Basically, this is the analysis of DNA damage in the genome sequence coming out on the 454 sequencing platform. They show the damage as limited to two kinds of chemical changes, which generate spurious C->T and G->A substitutions. Also, the position of the nucleotide in the sequencing read makes a difference, as terminal nucleotides have more than 5 times as many spurious errors than some internal ones. There is a lot of detail in the paper about all of this.
The interesting part is near the end, where the paper discusses ways to quantify contamination and correct for misincorporated bases. Basically, one can quantify and correct all such problems with multiple coverage. The more copies of a given sequence are produced, the more it becomes possible to estimate the proportion of contaminant sequence -- at least in areas where the contaminant may be differentiated based on its sequence.

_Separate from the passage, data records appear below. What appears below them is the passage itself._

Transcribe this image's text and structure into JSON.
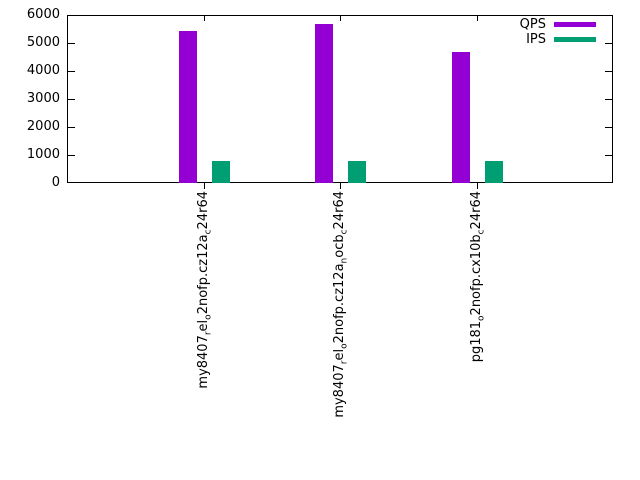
{
  "chart_data": {
    "type": "bar",
    "title": "",
    "xlabel": "",
    "ylabel": "",
    "categories": [
      "my8407_rel_o2nofp.cz12a_c24r64",
      "my8407_rel_o2nofp.cz12a_nocb_c24r64",
      "pg181_o2nofp.cx10b_c24r64"
    ],
    "series": [
      {
        "name": "QPS",
        "color": "#9400D3",
        "values": [
          5440,
          5690,
          4680
        ]
      },
      {
        "name": "IPS",
        "color": "#009E73",
        "values": [
          775,
          780,
          775
        ]
      }
    ],
    "ylim": [
      0,
      6000
    ],
    "ytick_step": 1000,
    "ytick_labels": [
      "0",
      "1000",
      "2000",
      "3000",
      "4000",
      "5000",
      "6000"
    ],
    "grid": false,
    "legend_position": "top-right",
    "x_label_rotation": -90,
    "subscript_marker": "_"
  }
}
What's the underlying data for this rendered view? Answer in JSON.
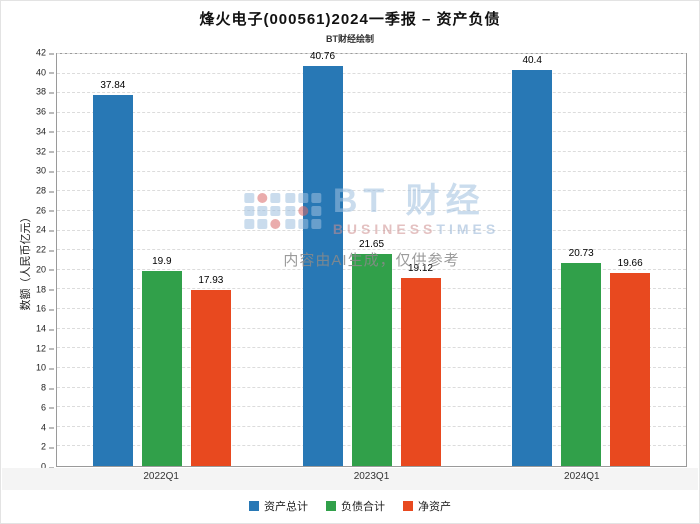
{
  "title": "烽火电子(000561)2024一季报 – 资产负债",
  "subtitle": "BT财经绘制",
  "watermark": {
    "brand": "BT 财经",
    "brand_sub1": "BUSINESS",
    "brand_sub2": "TIMES",
    "disclaimer": "内容由AI生成，仅供参考"
  },
  "chart_data": {
    "type": "bar",
    "categories": [
      "2022Q1",
      "2023Q1",
      "2024Q1"
    ],
    "series": [
      {
        "name": "资产总计",
        "color": "#2878b5",
        "values": [
          37.84,
          40.76,
          40.4
        ]
      },
      {
        "name": "负债合计",
        "color": "#31a04a",
        "values": [
          19.9,
          21.65,
          20.73
        ]
      },
      {
        "name": "净资产",
        "color": "#e8491f",
        "values": [
          17.93,
          19.12,
          19.66
        ]
      }
    ],
    "xlabel": "",
    "ylabel": "数额（人民币亿元）",
    "ylim": [
      0,
      42
    ],
    "ytick_step": 2,
    "grid": true,
    "legend_position": "bottom"
  }
}
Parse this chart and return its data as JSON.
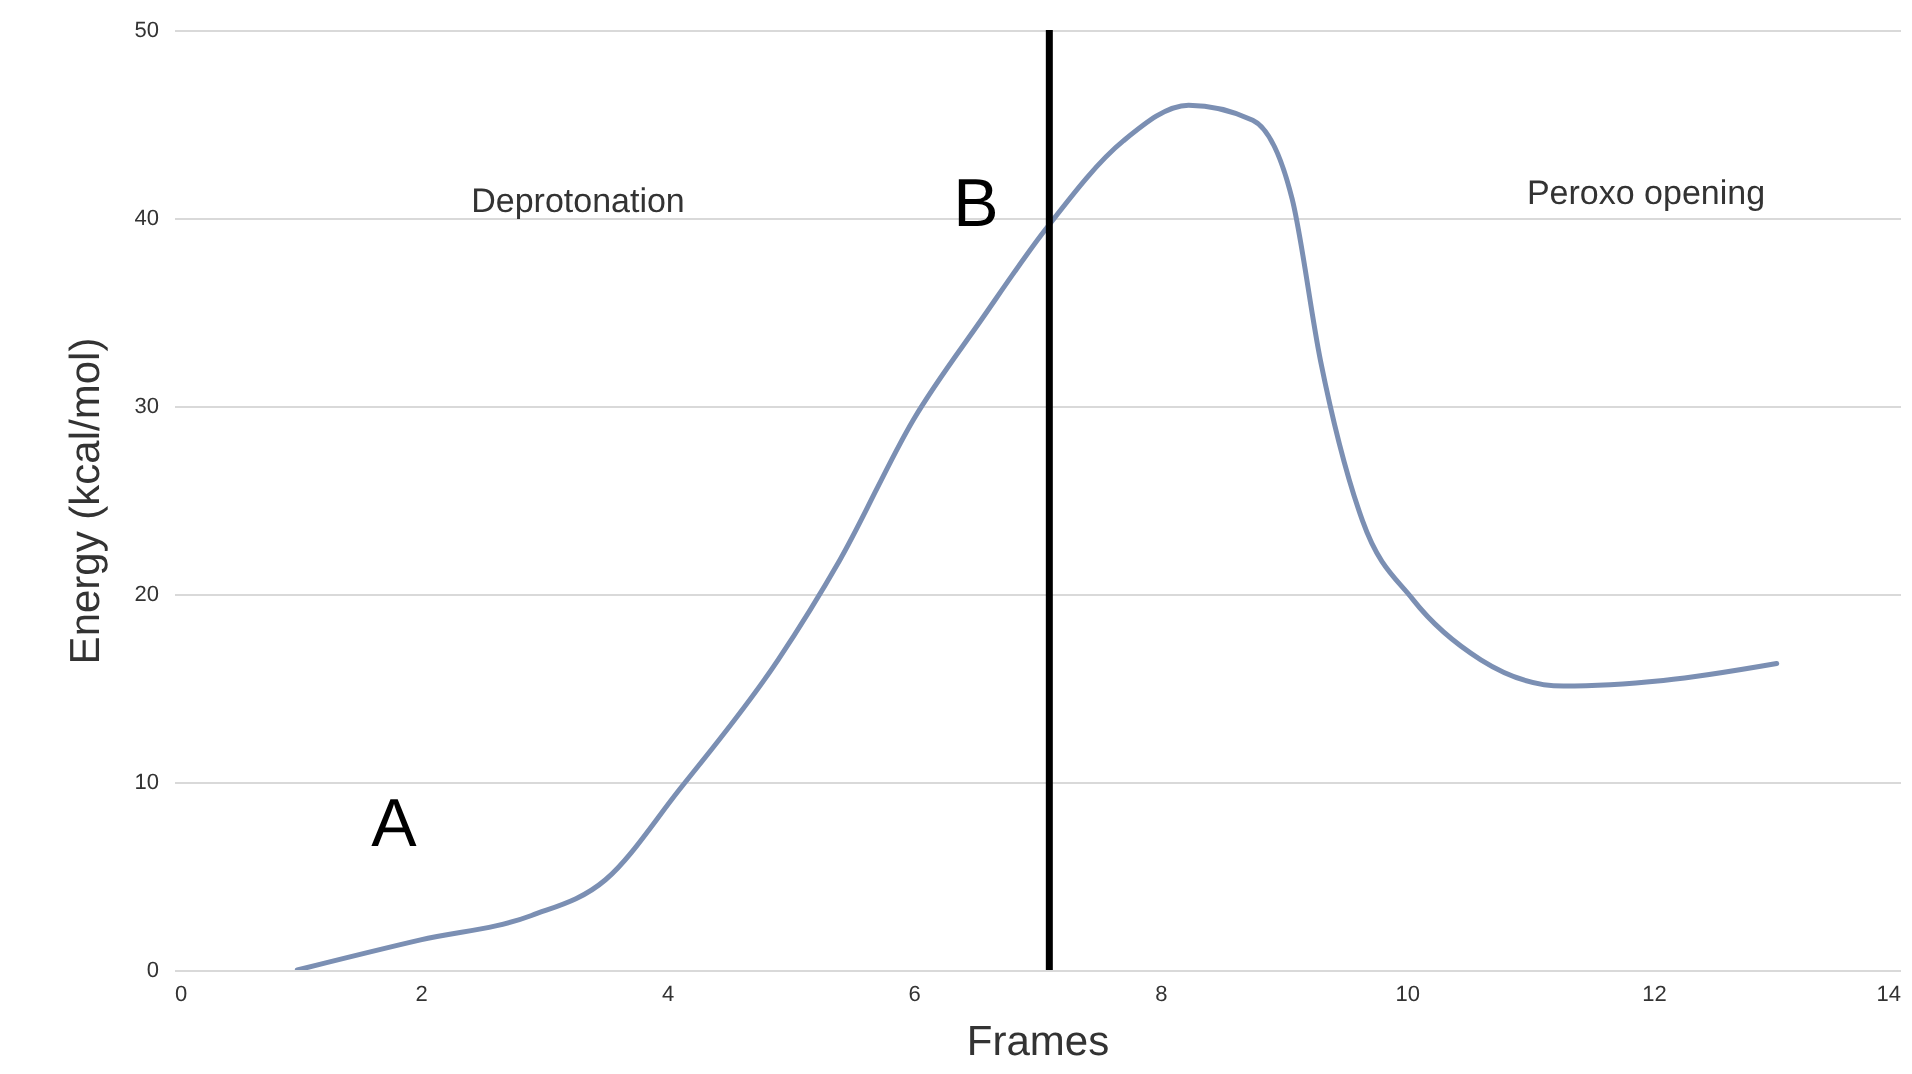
{
  "chart_data": {
    "type": "line",
    "xlabel": "Frames",
    "ylabel": "Energy (kcal/mol)",
    "x": [
      1.0,
      2.0,
      2.9,
      3.5,
      4.1,
      4.9,
      5.4,
      6.0,
      6.55,
      7.07,
      7.7,
      8.23,
      8.75,
      9.07,
      9.3,
      9.64,
      10.05,
      10.6,
      11.27,
      12.08,
      13.0
    ],
    "series": [
      {
        "color": "#7b8fb3",
        "values": [
          0,
          1.6,
          2.9,
          4.8,
          9.6,
          16.5,
          21.8,
          29.3,
          34.6,
          39.4,
          44.1,
          46.0,
          45.2,
          41.0,
          32.4,
          23.9,
          19.7,
          16.5,
          15.1,
          15.4,
          16.3
        ]
      }
    ],
    "xlim": [
      0,
      14
    ],
    "xticks": [
      0,
      2,
      4,
      6,
      8,
      10,
      12,
      14
    ],
    "ylim": [
      0,
      50
    ],
    "yticks": [
      0,
      10,
      20,
      30,
      40,
      50
    ],
    "grid": "y",
    "marker": "none",
    "line_style": "solid",
    "ref_lines": [
      {
        "axis": "x",
        "value": 7.1,
        "color": "#000000"
      }
    ],
    "annotations": [
      "Deprotonation",
      "B",
      "Peroxo opening",
      "A"
    ]
  }
}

But even where contaminants are possibly identical to the endogenous sequence, it may be possible to find them in various ways (for example, if three homologous sequences were present instead of two, or if a significant excess of some particular sequence were present. Likewise, misincorporations can be found and corrected with multiple reads.
The demonstration of these problems helps to increase confidence in the outcome: if we understand the errors, we can better evaluate results. The important (and unanswered) question is how much fossil grinding it will take to get good genomes.